None of these companies have anything close to SoFi’s growth potential, yet they are trading at a higher price to sales multiples. Most companies mentioned here likely have low double-digit and single-digit revenue growth prospects in future years. SoFi will probably eclipse 50% revenue growth this year and should deliver about 40% growth in 2023. Moreover, the company should continue to expand revenues at a significant rate beyond 2023. Furthermore, as SoFi grows in future years, it will likely become increasingly profitable. The current growth and profitability potential dynamic illustrate that SoFi is a strong buy at 3.5 times sales valuation.
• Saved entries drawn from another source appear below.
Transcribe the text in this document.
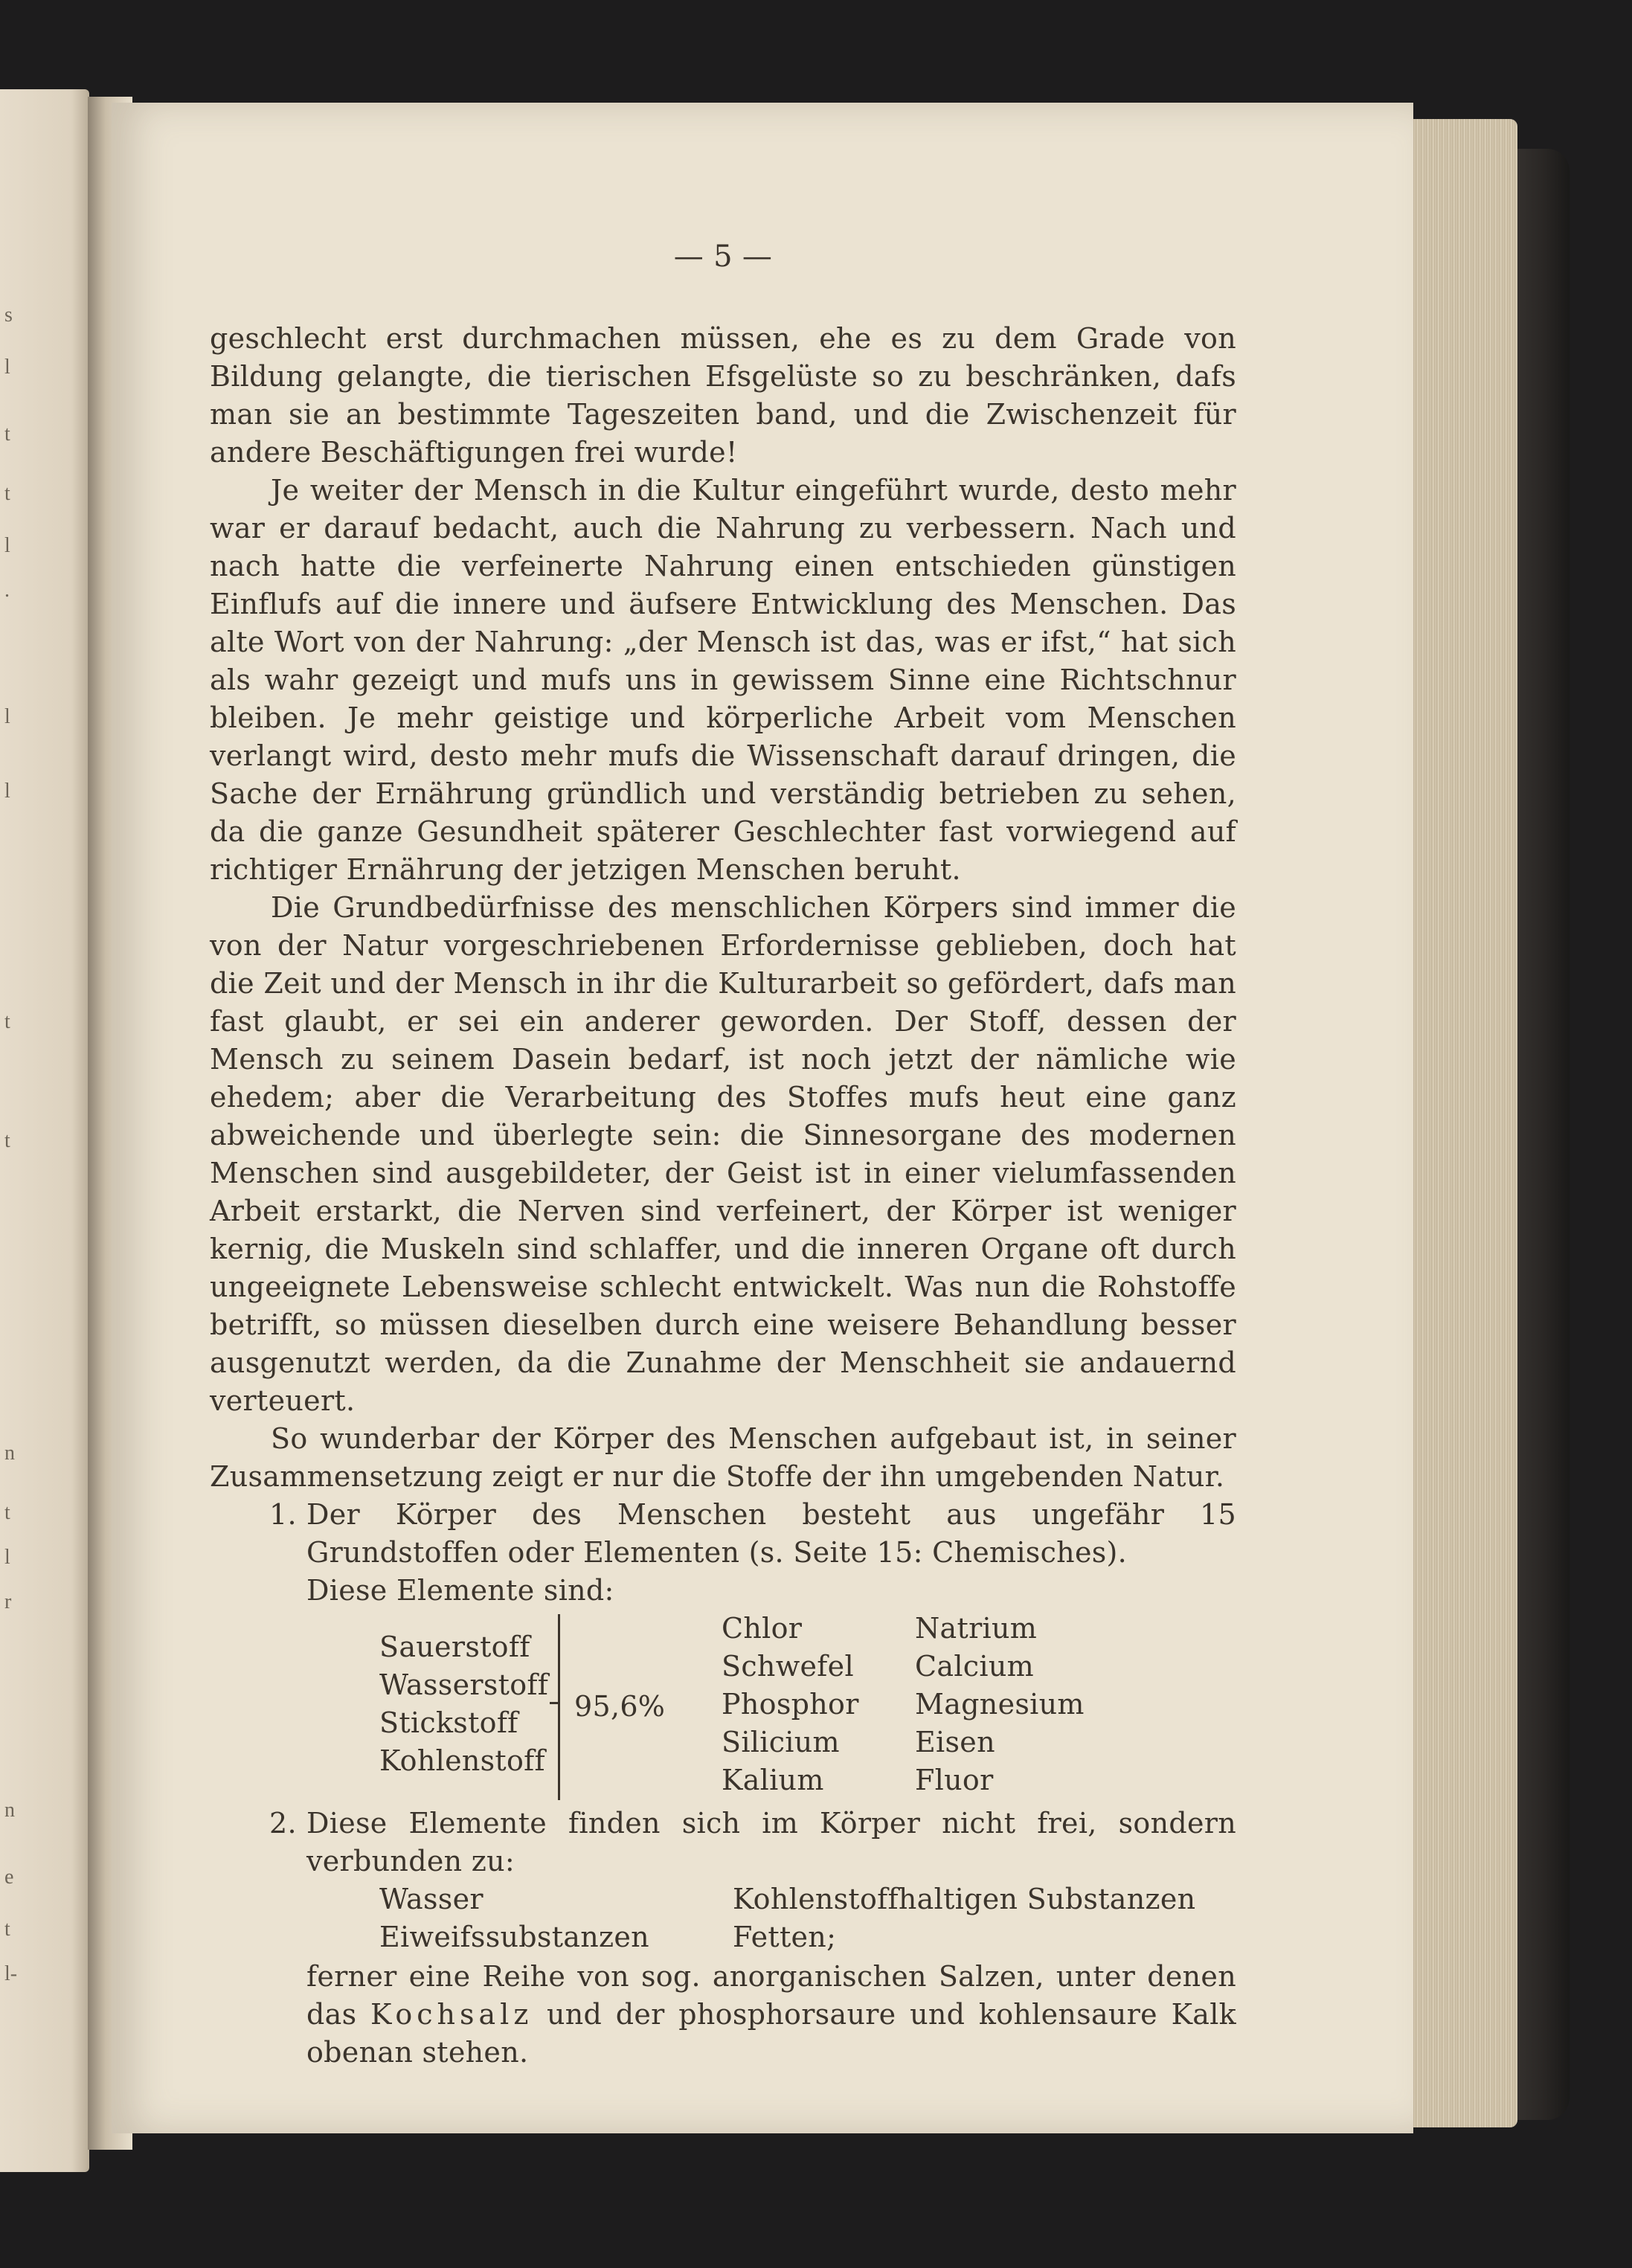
s
l
t
t
l
.
l
l
t
t
n
t
l
r
n
e
t
l-
— 5 —

geschlecht erst durchmachen müssen, ehe es zu dem Grade von Bildung gelangte, die tierischen Efsgelüste so zu beschränken, dafs man sie an bestimmte Tageszeiten band, und die Zwischenzeit für andere Beschäftigungen frei wurde!

Je weiter der Mensch in die Kultur eingeführt wurde, desto mehr war er darauf bedacht, auch die Nahrung zu verbessern. Nach und nach hatte die verfeinerte Nahrung einen entschieden günstigen Einflufs auf die innere und äufsere Entwicklung des Menschen. Das alte Wort von der Nahrung: „der Mensch ist das, was er ifst,“ hat sich als wahr gezeigt und mufs uns in gewissem Sinne eine Richtschnur bleiben. Je mehr geistige und körperliche Arbeit vom Menschen verlangt wird, desto mehr mufs die Wissenschaft darauf dringen, die Sache der Ernährung gründlich und verständig betrieben zu sehen, da die ganze Gesundheit späterer Geschlechter fast vorwiegend auf richtiger Ernährung der jetzigen Menschen beruht.

Die Grundbedürfnisse des menschlichen Körpers sind immer die von der Natur vorgeschriebenen Erfordernisse geblieben, doch hat die Zeit und der Mensch in ihr die Kulturarbeit so gefördert, dafs man fast glaubt, er sei ein anderer geworden. Der Stoff, dessen der Mensch zu seinem Dasein bedarf, ist noch jetzt der nämliche wie ehedem; aber die Verarbeitung des Stoffes mufs heut eine ganz abweichende und überlegte sein: die Sinnesorgane des modernen Menschen sind ausgebildeter, der Geist ist in einer vielumfassenden Arbeit erstarkt, die Nerven sind verfeinert, der Körper ist weniger kernig, die Muskeln sind schlaffer, und die inneren Organe oft durch ungeeignete Lebensweise schlecht entwickelt. Was nun die Rohstoffe betrifft, so müssen dieselben durch eine weisere Behandlung besser ausgenutzt werden, da die Zunahme der Menschheit sie andauernd verteuert.

So wunderbar der Körper des Menschen aufgebaut ist, in seiner Zusammensetzung zeigt er nur die Stoffe der ihn umgebenden Natur.

1. Der Körper des Menschen besteht aus ungefähr 15 Grundstoffen oder Elementen (s. Seite 15: Chemisches).
Diese Elemente sind:
Sauerstoff
Wasserstoff
Stickstoff
Kohlenstoff
95,6%
Chlor
Schwefel
Phosphor
Silicium
Kalium
Natrium
Calcium
Magnesium
Eisen
Fluor
2. Diese Elemente finden sich im Körper nicht frei, sondern verbunden zu:
Wasser
Eiweifssubstanzen
Kohlenstoffhaltigen Substanzen
Fetten;
ferner eine Reihe von sog. anorganischen Salzen, unter denen das Kochsalz und der phosphorsaure und kohlensaure Kalk obenan stehen.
Here’s what SoFi’s financials could look like in future years:

Year 2022 2023 2024 2025
Revenue $1.53B $2.17B $2.93B $3.81B
Revenue growth 51.5% 42% 35% 30%
Forward price to sales ratio 5 6 7 7
Market cap $10.85B $17.58B $26.67B $33.34B
Stock price $13.56 $21.98 $33.34 $41.67

The Author

While I am not applying overly bullish projections here, we can see that SoFi’s stock price can expand substantially due to its robust revenue growth and modest P/S ratio expansion. Seven times sales is not a very high ratio, as many growth stocks and even mature companies trade at substantially higher ratios. Also, my revenue projections are relatively modest, as I am using consensus 2022/2023 figures and gradually lowering the revenue growth to 25% in 2026. Therefore, it is reasonable to expect substantial stock price appreciation from SoFi in future years.

Risks To SoFi

Naturally, risks exist when dealing with a high potential reward investment. SoFi is a hybrid technology/financial company with potential exposure to loan losses. This dynamic is why we see significant growth at a relatively low price to sales ratio. Also, SoFi faces the risk of increased competition, possibly diminishing its dominance and decreasing its market share. There is also the risk of continued selling pressure due to SoFi’s status as a low profitability growth name. Risks exist and should be weighed carefully before considering an investment in SoFi Technologies.